Fresh tomato for Rotten Tomatoes brand
Rotten Tomatoes has become a cult classic site for online reviews for film and TV since its birth in 1998, managing to stay in the limelight due to its topicality and comedic value. Sticking to a recipe that works, Rotten Tomatoes has been sporting the same logo since 2001.
Now, almost 17 years later, Pentagram partner Emily Oberman has developed a new logo, icons and colour palette for Rotten Tomatoes, in an attempt to update the visual profile of the site without taking away the elements that fans have come to know and love.
Rotten Tomatoes has swapped its ‘90s aesthetic for a cleaner, minimalist look that can translate better to on-screen views and social media icons, following the initiative of several companies that started in the ‘90s, such as Crumpler.
When trying to modernise the identity of the site in order to stay current, fresh and appeal to broader audience, Rotten Tomatoes VP Jeff Voris’ top priority was to avoid losing the core of the brand. He says, “We are very lucky that we have more fans and more attention than ever before, and that’s a big responsibility for us. We know for a lot of fans we are the first place they go when they are trying to make a lot of entertainment decisions. We take that super-seriously and every piece of what we did in this redesign flows from that exact same point.”

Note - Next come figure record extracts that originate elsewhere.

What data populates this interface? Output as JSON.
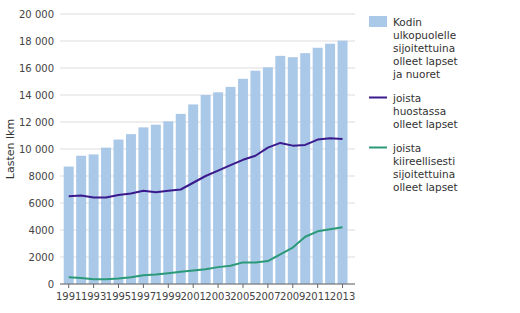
{
  "chart_data": {
    "type": "bar",
    "y_label": "Lasten lkm",
    "x": [
      1991,
      1992,
      1993,
      1994,
      1995,
      1996,
      1997,
      1998,
      1999,
      2000,
      2001,
      2002,
      2003,
      2004,
      2005,
      2006,
      2007,
      2008,
      2009,
      2010,
      2011,
      2012,
      2013
    ],
    "series": [
      {
        "name": "Kodin\nulkopuolelle\nsijoitettuina\nolleet lapset\nja nuoret",
        "type": "bar",
        "color": "#aac8e8",
        "values": [
          8700,
          9500,
          9600,
          10100,
          10700,
          11100,
          11600,
          11800,
          12050,
          12600,
          13300,
          14000,
          14200,
          14600,
          15200,
          15800,
          16050,
          16900,
          16800,
          17100,
          17500,
          17800,
          18022
        ]
      },
      {
        "name": "joista\nhuostassa\nolleet lapset",
        "type": "line",
        "color": "#3a1a8c",
        "values": [
          6500,
          6550,
          6400,
          6400,
          6600,
          6700,
          6900,
          6800,
          6900,
          7000,
          7500,
          8000,
          8400,
          8800,
          9200,
          9500,
          10100,
          10450,
          10250,
          10300,
          10700,
          10800,
          10735
        ]
      },
      {
        "name": "joista\nkiireellisesti\nsijoitettuina\nolleet lapset",
        "type": "line",
        "color": "#2a9a78",
        "values": [
          500,
          450,
          350,
          350,
          400,
          500,
          650,
          700,
          800,
          900,
          1000,
          1100,
          1250,
          1350,
          1600,
          1600,
          1700,
          2200,
          2700,
          3500,
          3900,
          4050,
          4200
        ]
      }
    ],
    "xlim": [
      1990.3,
      2014
    ],
    "xticks": [
      1991,
      1993,
      1995,
      1997,
      1999,
      2001,
      2003,
      2005,
      2007,
      2009,
      2011,
      2013
    ],
    "ylim": [
      0,
      20000
    ],
    "yticks": [
      0,
      2000,
      4000,
      6000,
      8000,
      {
        "value": 10000,
        "label": "10 000"
      },
      {
        "value": 12000,
        "label": "12 000"
      },
      {
        "value": 14000,
        "label": "14 000"
      },
      {
        "value": 16000,
        "label": "16 000"
      },
      {
        "value": 18000,
        "label": "18 000"
      },
      {
        "value": 20000,
        "label": "20 000"
      }
    ],
    "grid": true,
    "legend": "right"
  }
}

While the previous logo featured out-of-line typography and a palette of yellow and black, the new logo has been adjusted onto a level line, incorporating a colour palette of black, white, red, light yellow, dark yellow, light green and dark green.
A short version of the logo has also been designed for efficiency by the orders of the digital age, as well as a new series of icons for use across the site as a rating system. A “fresh” tomato indicates a highly-rated film, while a “rotten” tomato indicates a low-rated film.
The new visual identity of the company is currently displayed on Rotten Tomatoes’ site and app, while later in the year, a full website make over is due.